I'm studying number theory on Marcus book and at a certain point I'm required to prove the following facts about the Frobenius automorphism.
We start with a lemma and then are required to specialize it
Lemma: Let K be a number field, and L,M two finite extensions of it, let now P, Q, U, V be primes in K, M, L ,ML such that Q, U lie over P and V lies over Q and U. Then if P is unramified in M $\phi(V|Q)$ restricted to M is equal to $\phi(U|P)^{f(Q|P)}$
Let now $$\begin{matrix} K&\subset& L&\subset& M&\\ \cup & & \cup && \cup\\ P&\subset& Q&\subset& U\end{matrix} $$, here P is unramified in M so that we can use the lemma.
I want to prove the following two things:
$\phi(U|Q)=\phi(U|P)^{f(Q|P)}$
If L is normal of K then $\phi(Q|P)$ is the restriction of $\phi(U|P)$ to L.
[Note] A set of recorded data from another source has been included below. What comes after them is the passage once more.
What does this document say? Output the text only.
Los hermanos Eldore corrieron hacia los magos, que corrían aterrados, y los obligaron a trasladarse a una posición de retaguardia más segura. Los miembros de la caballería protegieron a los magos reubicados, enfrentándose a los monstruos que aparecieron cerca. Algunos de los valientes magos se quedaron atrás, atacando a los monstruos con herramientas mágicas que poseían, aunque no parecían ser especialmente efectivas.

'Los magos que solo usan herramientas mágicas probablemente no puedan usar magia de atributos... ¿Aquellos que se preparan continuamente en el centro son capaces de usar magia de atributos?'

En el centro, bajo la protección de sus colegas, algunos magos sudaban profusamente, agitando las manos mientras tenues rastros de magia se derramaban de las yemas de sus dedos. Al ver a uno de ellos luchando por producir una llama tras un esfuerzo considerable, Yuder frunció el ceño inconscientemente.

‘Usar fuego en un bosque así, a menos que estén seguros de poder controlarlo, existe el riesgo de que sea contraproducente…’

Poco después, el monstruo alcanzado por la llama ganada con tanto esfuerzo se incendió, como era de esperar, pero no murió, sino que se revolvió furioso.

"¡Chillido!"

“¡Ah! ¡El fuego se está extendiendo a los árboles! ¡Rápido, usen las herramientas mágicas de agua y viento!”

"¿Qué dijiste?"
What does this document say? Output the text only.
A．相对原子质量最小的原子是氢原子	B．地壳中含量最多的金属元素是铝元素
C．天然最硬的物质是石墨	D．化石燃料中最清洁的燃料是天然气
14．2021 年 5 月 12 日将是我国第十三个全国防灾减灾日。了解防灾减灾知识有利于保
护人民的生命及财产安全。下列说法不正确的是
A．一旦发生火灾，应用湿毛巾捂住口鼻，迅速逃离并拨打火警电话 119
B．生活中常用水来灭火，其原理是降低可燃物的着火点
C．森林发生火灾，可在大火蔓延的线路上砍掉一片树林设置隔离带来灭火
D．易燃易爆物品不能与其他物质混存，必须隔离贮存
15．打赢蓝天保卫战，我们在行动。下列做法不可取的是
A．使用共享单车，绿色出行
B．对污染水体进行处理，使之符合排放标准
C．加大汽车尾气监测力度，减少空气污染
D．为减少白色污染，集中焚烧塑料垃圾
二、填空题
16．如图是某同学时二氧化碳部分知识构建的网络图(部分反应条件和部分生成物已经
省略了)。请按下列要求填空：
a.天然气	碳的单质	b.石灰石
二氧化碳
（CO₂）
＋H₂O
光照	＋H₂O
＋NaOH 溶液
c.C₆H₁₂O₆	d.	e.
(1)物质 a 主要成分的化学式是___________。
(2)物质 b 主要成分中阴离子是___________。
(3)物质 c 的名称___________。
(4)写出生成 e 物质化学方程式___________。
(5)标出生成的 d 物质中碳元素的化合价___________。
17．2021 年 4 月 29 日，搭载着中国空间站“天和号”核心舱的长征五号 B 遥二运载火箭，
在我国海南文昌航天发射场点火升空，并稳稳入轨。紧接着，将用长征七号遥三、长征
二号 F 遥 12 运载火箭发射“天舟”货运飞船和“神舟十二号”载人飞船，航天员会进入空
I don't really get what is meant by restriciton to [] and so I'm finding hard to find an answer to my questions.
Can you help me?
The first statement you have to prove is related to the property of the norm of the ideal $P$, we have that, since $Q$ lies over $P$, $||Q||=||P||^{f}$ (This happens because P is unramified, so $PO_L=Q_1\cdots Q_r$ then $||PO_L||=||P||^{rf}=||Q||^{r}$). For the second point, you have $\phi (U|P)$ and $\phi (Q|P)$ the first morphism acts (comes from a morphism of the Galois group) on the field $O_M/U$ sending an element $a$ to $a^{||P||}$. The second morphism does the same thing but acts on the field $O_L/Q$. What you have to prove is, when you know that a morphism of the first group is associated to a certain morphism in the Galois group, you take this last one and restrict to $L$. Now you check whether or not this morphism in the new galois group correspond to the automorphism of the finite field you were looking for.